Une commission d'enquête parlementaire accuse les autorités nationales de «défaillance massive» dans l'enquête sur une série de crimes racistes intervenus entre 2000 et 2006.
Au moment où plusieurs partis d'extrême droite mènent une campagne contre les demandeurs d'asile en Allemagne, une commission d'enquête parlementaire a accusé jeudi les autorités nationales de «défaillance massive» dans l'enquête sur une série de crimes racistes intervenus entre 2000 et 2006. Pendant toutes ces années, le trio néonazi baptisé Clandestinité national-socialiste (NSU) a commis neuf meurtres, essentiellement de personnes d'origine turque, trois explosions et 27 braquages. Le tout sans avoir été inquiété une seule fois par les autorités. Ni la police, ni le renseignement intérieur, ni la justice n'ont suivi la piste du crime raciste, privilégiant systématiquement d'autres hypothèses comme celle du règlement de comptes au sein de la communauté turque. Ce n'est que par hasard, après le suicide de deux membres de la cellule terroriste, en 2011, que l'enquête a été élucidée. La dernière survivante du complot, Beate Zschäpe, fait actuellement l'objet d'un procès à Munich.

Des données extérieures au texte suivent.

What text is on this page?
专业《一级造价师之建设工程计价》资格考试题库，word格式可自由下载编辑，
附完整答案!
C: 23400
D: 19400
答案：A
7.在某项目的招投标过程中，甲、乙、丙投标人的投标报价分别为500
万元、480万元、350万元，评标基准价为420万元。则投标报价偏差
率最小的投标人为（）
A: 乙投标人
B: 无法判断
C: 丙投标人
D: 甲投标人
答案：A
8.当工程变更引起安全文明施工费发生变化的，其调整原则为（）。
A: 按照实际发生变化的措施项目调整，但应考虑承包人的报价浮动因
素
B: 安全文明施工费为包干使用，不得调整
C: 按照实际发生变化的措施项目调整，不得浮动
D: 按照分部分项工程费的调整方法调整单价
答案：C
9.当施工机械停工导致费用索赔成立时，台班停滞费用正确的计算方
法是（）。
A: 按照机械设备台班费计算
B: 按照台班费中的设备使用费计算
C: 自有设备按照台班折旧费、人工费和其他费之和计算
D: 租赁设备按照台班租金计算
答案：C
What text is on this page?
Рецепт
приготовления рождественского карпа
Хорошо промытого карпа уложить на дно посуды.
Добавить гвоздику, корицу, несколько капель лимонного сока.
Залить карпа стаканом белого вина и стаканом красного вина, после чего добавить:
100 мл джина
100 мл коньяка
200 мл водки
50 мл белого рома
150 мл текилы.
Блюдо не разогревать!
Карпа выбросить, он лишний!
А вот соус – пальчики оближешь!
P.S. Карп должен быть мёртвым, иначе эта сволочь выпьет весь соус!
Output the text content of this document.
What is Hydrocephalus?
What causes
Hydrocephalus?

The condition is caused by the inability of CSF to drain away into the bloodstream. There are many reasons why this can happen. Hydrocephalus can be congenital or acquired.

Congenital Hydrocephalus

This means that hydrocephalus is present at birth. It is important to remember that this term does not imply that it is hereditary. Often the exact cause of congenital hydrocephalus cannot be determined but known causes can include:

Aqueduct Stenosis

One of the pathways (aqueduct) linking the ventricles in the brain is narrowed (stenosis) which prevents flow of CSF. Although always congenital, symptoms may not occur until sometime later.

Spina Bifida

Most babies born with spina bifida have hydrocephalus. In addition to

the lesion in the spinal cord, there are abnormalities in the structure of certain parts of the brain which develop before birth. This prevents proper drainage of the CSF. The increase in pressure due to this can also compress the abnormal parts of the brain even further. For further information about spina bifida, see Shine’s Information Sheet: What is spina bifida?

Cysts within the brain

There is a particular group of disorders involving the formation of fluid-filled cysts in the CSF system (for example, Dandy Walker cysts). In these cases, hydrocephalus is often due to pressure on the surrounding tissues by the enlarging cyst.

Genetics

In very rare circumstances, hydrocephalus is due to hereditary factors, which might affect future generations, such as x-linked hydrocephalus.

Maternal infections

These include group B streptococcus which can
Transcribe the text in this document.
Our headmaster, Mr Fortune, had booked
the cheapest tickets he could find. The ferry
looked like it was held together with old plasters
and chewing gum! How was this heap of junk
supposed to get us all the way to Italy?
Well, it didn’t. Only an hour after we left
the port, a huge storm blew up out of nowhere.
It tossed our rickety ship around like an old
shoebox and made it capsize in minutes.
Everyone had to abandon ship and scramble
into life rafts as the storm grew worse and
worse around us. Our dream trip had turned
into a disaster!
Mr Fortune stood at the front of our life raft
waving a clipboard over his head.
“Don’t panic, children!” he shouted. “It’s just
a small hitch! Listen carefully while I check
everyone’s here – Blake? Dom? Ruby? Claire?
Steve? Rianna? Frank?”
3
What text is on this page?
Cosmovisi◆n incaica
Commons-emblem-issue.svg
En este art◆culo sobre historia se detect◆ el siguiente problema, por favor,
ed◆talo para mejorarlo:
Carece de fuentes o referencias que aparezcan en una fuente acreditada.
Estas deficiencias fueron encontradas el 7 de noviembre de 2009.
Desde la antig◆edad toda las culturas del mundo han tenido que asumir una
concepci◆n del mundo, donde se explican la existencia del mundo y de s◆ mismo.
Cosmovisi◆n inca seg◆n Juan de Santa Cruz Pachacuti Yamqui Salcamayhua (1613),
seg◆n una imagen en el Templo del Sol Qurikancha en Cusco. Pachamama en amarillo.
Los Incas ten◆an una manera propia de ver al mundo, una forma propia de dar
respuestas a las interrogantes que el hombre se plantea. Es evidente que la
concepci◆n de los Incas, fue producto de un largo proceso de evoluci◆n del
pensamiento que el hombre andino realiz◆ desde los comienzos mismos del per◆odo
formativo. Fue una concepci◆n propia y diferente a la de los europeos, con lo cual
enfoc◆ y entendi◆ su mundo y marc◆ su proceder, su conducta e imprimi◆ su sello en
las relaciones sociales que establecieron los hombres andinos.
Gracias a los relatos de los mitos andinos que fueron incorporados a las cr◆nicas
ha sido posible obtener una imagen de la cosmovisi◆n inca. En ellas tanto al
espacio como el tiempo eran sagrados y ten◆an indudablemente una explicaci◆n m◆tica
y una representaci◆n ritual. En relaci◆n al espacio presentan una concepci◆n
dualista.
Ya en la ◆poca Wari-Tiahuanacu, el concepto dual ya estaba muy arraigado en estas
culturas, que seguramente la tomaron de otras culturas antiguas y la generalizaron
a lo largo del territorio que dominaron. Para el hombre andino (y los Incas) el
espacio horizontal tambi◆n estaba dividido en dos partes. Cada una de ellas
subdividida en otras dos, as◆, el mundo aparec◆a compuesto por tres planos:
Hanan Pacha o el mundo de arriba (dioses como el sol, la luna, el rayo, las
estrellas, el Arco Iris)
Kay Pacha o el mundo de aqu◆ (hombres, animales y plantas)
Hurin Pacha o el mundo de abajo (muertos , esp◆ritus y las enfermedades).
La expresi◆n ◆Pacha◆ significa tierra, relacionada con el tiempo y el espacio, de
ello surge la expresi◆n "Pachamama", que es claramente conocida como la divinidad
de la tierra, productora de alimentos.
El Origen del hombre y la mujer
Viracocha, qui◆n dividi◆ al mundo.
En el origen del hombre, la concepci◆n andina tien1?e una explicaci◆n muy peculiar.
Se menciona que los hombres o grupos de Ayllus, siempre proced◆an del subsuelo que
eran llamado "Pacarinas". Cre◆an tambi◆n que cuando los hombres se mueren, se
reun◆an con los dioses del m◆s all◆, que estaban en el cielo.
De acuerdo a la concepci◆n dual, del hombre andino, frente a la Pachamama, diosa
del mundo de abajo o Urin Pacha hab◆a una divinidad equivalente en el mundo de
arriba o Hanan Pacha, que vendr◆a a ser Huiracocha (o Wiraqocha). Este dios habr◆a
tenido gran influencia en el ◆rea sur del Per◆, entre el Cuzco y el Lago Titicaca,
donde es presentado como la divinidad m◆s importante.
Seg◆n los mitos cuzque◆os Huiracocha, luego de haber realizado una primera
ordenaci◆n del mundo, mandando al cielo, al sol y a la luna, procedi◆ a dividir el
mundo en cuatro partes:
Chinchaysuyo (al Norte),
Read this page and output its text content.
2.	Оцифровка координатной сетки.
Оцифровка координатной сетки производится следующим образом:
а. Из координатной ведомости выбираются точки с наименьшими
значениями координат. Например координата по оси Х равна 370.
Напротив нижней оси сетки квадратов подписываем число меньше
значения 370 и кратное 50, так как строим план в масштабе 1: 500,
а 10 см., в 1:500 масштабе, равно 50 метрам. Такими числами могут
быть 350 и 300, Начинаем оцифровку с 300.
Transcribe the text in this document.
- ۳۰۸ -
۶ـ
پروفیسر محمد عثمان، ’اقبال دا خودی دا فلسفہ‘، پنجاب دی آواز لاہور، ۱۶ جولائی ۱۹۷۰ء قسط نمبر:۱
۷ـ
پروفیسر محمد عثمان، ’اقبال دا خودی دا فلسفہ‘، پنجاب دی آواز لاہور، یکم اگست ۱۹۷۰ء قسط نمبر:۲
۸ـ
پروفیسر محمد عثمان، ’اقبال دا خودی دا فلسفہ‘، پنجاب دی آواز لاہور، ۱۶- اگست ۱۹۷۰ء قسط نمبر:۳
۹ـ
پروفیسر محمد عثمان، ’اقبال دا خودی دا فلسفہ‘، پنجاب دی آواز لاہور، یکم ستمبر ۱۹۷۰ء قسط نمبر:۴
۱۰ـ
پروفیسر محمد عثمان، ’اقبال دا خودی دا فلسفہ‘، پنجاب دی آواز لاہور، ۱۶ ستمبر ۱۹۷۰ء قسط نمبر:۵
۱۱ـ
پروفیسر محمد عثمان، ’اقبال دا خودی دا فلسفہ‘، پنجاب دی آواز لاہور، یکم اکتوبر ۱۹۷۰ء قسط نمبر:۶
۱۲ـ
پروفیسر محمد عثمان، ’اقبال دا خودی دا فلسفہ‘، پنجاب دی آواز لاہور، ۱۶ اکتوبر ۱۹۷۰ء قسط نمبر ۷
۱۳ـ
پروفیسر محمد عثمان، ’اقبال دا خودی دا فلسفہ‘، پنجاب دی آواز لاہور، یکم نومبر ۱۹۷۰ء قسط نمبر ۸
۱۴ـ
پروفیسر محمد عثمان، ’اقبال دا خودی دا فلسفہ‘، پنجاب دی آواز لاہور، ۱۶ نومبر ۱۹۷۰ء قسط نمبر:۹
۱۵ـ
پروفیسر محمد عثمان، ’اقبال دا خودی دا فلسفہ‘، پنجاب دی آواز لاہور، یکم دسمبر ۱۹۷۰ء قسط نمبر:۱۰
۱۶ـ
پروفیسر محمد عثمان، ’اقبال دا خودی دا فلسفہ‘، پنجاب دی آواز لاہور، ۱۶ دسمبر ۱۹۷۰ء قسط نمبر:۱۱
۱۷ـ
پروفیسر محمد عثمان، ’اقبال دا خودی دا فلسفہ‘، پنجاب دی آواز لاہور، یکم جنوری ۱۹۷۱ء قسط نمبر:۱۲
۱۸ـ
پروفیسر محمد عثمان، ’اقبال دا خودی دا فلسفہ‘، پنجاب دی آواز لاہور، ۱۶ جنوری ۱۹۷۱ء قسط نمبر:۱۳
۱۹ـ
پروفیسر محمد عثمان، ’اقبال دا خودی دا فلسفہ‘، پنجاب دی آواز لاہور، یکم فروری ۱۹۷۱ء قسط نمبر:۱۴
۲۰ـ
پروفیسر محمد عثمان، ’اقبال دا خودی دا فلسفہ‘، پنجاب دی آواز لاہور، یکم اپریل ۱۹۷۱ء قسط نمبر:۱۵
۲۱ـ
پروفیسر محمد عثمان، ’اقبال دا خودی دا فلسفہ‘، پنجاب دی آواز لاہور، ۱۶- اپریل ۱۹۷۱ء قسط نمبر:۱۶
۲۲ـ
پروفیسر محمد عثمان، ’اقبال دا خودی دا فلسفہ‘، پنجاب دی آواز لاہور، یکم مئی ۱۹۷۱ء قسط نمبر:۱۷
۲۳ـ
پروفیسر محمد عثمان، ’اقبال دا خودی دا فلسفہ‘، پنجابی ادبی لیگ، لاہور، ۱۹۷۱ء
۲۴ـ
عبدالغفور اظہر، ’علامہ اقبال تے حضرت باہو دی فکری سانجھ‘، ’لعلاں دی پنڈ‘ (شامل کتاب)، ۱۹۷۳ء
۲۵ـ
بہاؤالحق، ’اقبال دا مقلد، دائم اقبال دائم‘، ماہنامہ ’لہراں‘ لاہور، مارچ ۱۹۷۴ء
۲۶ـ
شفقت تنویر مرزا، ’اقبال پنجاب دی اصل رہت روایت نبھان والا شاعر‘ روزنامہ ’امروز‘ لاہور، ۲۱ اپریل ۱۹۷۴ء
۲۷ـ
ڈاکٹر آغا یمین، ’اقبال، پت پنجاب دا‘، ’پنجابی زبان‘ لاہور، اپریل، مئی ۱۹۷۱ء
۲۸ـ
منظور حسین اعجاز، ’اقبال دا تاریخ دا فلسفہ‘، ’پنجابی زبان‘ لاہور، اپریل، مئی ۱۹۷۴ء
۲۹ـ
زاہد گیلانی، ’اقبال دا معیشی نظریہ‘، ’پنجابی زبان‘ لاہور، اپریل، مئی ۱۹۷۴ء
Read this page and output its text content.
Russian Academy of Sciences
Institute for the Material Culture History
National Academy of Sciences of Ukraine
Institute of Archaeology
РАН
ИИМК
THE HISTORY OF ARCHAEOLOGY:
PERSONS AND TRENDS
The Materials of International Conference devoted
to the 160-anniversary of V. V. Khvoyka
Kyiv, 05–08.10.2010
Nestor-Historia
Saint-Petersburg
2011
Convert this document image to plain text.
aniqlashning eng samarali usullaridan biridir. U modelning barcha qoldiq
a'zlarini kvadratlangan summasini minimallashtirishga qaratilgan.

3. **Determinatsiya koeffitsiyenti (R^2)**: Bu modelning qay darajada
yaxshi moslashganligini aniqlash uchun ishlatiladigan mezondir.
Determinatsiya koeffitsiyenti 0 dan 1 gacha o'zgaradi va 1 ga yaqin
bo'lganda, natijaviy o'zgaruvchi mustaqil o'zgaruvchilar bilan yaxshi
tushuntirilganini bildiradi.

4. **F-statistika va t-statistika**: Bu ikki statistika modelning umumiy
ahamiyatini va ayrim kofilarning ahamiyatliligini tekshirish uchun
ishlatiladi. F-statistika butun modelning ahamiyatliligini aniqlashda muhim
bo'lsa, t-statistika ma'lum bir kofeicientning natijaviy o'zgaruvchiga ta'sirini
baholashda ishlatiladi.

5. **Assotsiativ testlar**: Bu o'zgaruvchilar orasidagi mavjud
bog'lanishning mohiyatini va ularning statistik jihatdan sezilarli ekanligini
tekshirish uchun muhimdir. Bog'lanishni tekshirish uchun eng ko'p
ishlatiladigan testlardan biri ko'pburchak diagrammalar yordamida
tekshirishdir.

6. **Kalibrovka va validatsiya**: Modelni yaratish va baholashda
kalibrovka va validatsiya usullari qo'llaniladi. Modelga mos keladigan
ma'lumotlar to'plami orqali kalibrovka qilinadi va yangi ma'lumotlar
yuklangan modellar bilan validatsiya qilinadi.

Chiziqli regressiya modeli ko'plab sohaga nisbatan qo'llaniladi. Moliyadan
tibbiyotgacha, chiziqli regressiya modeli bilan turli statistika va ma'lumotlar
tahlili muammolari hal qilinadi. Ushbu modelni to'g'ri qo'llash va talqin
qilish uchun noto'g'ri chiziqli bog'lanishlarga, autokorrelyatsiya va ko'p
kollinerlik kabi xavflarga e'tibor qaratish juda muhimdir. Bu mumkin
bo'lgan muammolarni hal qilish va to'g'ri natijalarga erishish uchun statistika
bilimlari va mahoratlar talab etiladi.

Pour Sebastian Edathy, député social-démocrate (SPD) et président de la commission d'enquête parlementaire, l'Etat de droit a rompu deux promesses fondamentales : protéger ses citoyens et rendre justice aux victimes. «Nous en venons clairement à la conclusion que nous avons affaire à un échec massif des autorités», a-t-il déclaré jeudi à l'occasion de la publication du rapport de 1.400 pages devant une foule de journalistes. Parmi les failles, il apparaît que les autorités n'ont pas coopéré entre elles, ni au niveau des différents Länder, et qu'elles ont systématiquement sous-estimé la piste raciste. «Pour chacun des crimes et délits, les enquêteurs n'ont absolument pas creusé la piste raciste», a déclaré Clemens Binninger, député chrétien-démocrate (CDU) et membre de la commission. Ils n'ont pas non plus songé à un quelconque lien entre les différentes affaires. «Cela doit tous nous conduire à réfléchir, a-t-il ajouté. Personne n'y a pensé, ni les autorités, ni les politiques, ni les médias.»
47 recommandations
Les auteurs du rapport ont proposé 47 recommandations. Celles-ci incluent une réforme du renseignement intérieur, la mise en place d'une meilleure communication entre les différentes institutions, notamment au niveau régional, ou l'obligation d'examiner la possibilité de motif raciste dans chaque cas de violence commis sur une personne issue de minorité ethnique. Pour la première fois depuis 59 ans, l'ensemble du rapport et ses recommandations ont été votés de façon unanime par toutes les fractions parlementaires. Les membres de la commission s'accordent également sur le fait que la cellule NSU n'a pas bénéficié d'un quelconque soutien des enquêteurs. «Il y a un problème de mentalité, pas un problème de racisme» au sein des autorités, a affirmé Sebastian Edathy. Les familles des victimes et leurs avocats ont cependant critiqué le rapport, estimant qu'il n'avait pas pris acte du «problème décisif», à savoir un «racisme institutionnel» en Allemagne.
Ce rapport est rendu public alors que l'augmentation des demandeurs d'asile en Allemagne fait l'objet de protestations. Le parti néonazi NPD et le parti nationaliste Pro Deutschland organisent depuis une semaine des manifestations contre l'ouverture d'un nouveau foyer d'accueil dans le quartier berlinois de Hellersdorf. Une quarantaine de réfugiés ont été installés dans une école désaffectée de ce quartier où le chômage est élevé. «Quatre-vingt-cinq pour cent des demandeurs d'asile sont des fraudeurs», a scandé mercredi Lars Seidensticker, un leader de Pro Deutschland, devant l'Office d'accueil berlinois des demandeurs d'asile, leur promettant «un aller simple vers la lune, un aller simple vers leur patrie». Le parti d'extrême droite réunissait seulement une dizaine de militants. De l'autre côté de la rue, plus de 100 militants des Verts, du SPD ou des Jeunes socialistes manifestaient contre les néonazis avec des drapeaux et des sifflets. Selon un porte-parole de la police, 300 membres des forces de l'ordre étaient présents.